I also tend to do my own thing.  I'm learning to let my freak flag fly.  I occasionally like to go to a sewing circle at a local quilt shop.  It's a group of mostly grandmas, who are very traditional quilters (batiks, complicated patterns, proper techniques.)  I especially like it when they say things like "you're going to put that color with that one?" Or "Wow, that's a really interesting project you have going over there.  That's not how I was taught, but good for you for not following the rules."  Um, ok.  

I'm in the Seattle Modern Quilt Guild.  I joined because it's the community that most closely fits what I like to do.  We have similar taste in fabric, techniques, and overall output, though as I stated above, I still do my own thing, which may or may not be "modern quilting."

4. Why do I write/create what I do?

I love to create.  When I haven't had a chance to immerse myself in my latest creating obsession I feel lost.  Creating is something that I can do that has spanned my entire life, though childhood, college, being a mother.  It makes me feel happy, sane, and whole.

I am in love with the idea of living purposefully; function is so important to me.  I like the idea of the things I create being used.  Potholders, dishtowels, quilts, table runners...they all give me a little thrill to see around my house.  

As far as writing--I'm definitely not where I want to be yet.  I don't share my recipes with you all because I really took Martha Stewart's words to heart.  Which is stupid, because even though she is an amazing overachiever, she's not necessarily right.  I have lots of thoughts on this, but I'll save them for another day.  In spite of that, I'd love to one day write a cookbook that features healthy, everyday, allergen-friendly recipes with beautiful pictures and a gorgeous hardback binding.  (You hear me, book publishers???)  Someday I will get there.
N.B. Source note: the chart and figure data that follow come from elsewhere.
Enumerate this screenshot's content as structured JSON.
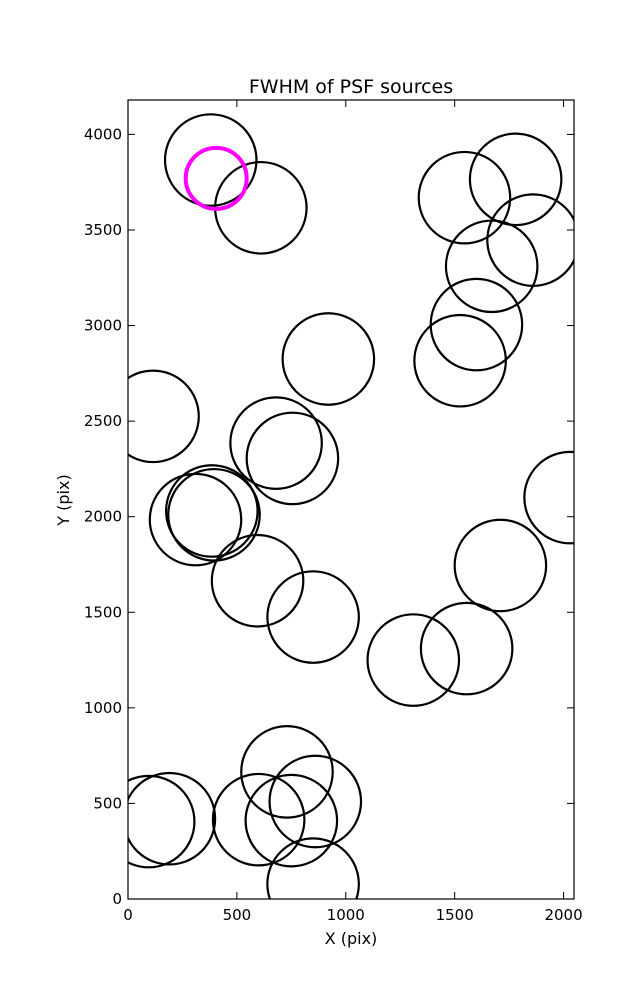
{
  "chart_data": {
    "type": "scatter",
    "title": "FWHM of PSF sources",
    "xlabel": "X (pix)",
    "ylabel": "Y (pix)",
    "xlim": [
      0,
      2048
    ],
    "ylim": [
      0,
      4180
    ],
    "xticks": [
      0,
      500,
      1000,
      1500,
      2000
    ],
    "yticks": [
      0,
      500,
      1000,
      1500,
      2000,
      2500,
      3000,
      3500,
      4000
    ],
    "grid": false,
    "marker_radius": 210,
    "highlight_radius": 140,
    "colors": {
      "circle": "#000000",
      "highlight": "#ff00ff"
    },
    "series": [
      {
        "points": [
          {
            "x": 380,
            "y": 3866
          },
          {
            "x": 610,
            "y": 3616
          },
          {
            "x": 1545,
            "y": 3669
          },
          {
            "x": 1780,
            "y": 3765
          },
          {
            "x": 1860,
            "y": 3447
          },
          {
            "x": 1670,
            "y": 3310
          },
          {
            "x": 1600,
            "y": 3005
          },
          {
            "x": 1525,
            "y": 2816
          },
          {
            "x": 920,
            "y": 2825
          },
          {
            "x": 115,
            "y": 2525
          },
          {
            "x": 680,
            "y": 2385
          },
          {
            "x": 755,
            "y": 2305
          },
          {
            "x": 385,
            "y": 2030
          },
          {
            "x": 395,
            "y": 2010
          },
          {
            "x": 310,
            "y": 1985
          },
          {
            "x": 2030,
            "y": 2100
          },
          {
            "x": 1710,
            "y": 1745
          },
          {
            "x": 595,
            "y": 1665
          },
          {
            "x": 850,
            "y": 1475
          },
          {
            "x": 1310,
            "y": 1250
          },
          {
            "x": 1555,
            "y": 1310
          },
          {
            "x": 730,
            "y": 665
          },
          {
            "x": 860,
            "y": 510
          },
          {
            "x": 600,
            "y": 415
          },
          {
            "x": 750,
            "y": 410
          },
          {
            "x": 95,
            "y": 405
          },
          {
            "x": 190,
            "y": 420
          },
          {
            "x": 850,
            "y": 78
          }
        ]
      },
      {
        "highlight": true,
        "points": [
          {
            "x": 405,
            "y": 3770
          }
        ]
      }
    ]
  }
}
5. How does my creating process work?

I love to look at my Instagram feed to see who is posting what for inspiration.  I love the work of Heather Braunlin-JonesMaureen CracknellHeather RossAmanda Jennings, and Anna Maria Horner.  I also check out Pinterest, and I have a few blogs that I read regularly.  Sometimes I look through my small collection of crafting books.  All of these things give me a steady stream of new ideas.
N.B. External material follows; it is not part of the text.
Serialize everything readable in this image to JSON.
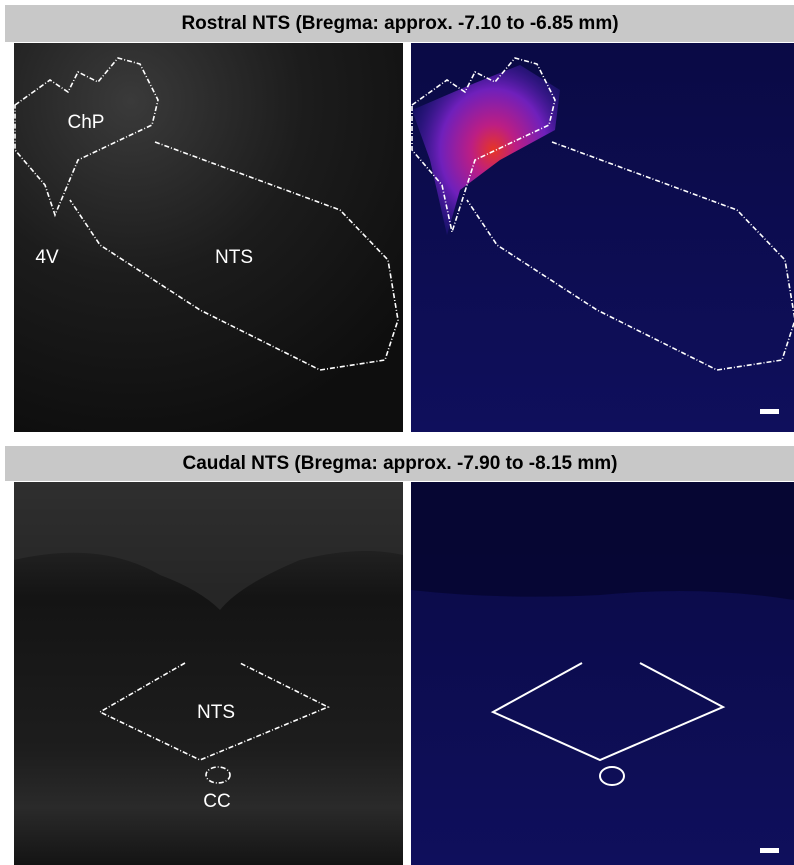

Once I get stuck on an idea I sketch it out.  I have sketchbooks and binders full of little drawings, quotes, and diagrams.  Most of the time they wait patiently, but sometimes I get obsessive and have to make whatever it is RIGHT NOW.  And then I get into this zone, where I can't hear anything, I don't see the mess in my house, I forget to eat, I'm covered with thread or paint, and life is so good.  I love that zone.  It's my most happy place.
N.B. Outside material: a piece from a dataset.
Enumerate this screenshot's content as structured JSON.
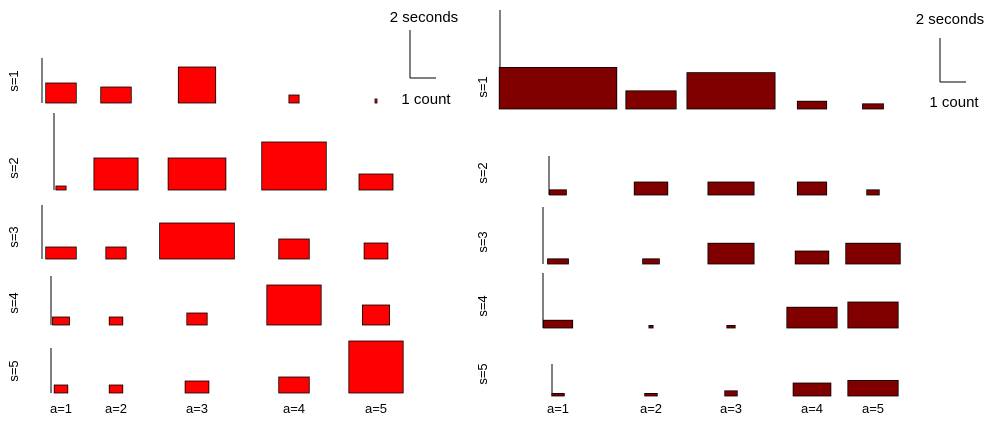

And now I'm going to tag my friend Christine.  She taught me to paper piece (three times, ahem) and I'm forever grateful.  She has a beautiful blog and a beautiful book (with Diane Gilleland.)  She quilts, writes patterns and books, teaches, paints, and has sheep, so she's pretty much amazing in my book.


Debbie said...

Fun post, Jessie. I enjoy your 'voice'.

Jessie Keating said...

Aw, thanks Debbie!

duckyhouse said...

I'm a self admitted Heather Ross hoarder too! So hard to cut into the stuff and so silly all at the same time :)

Jessie Keating said...

It really is silly. It's just fabric.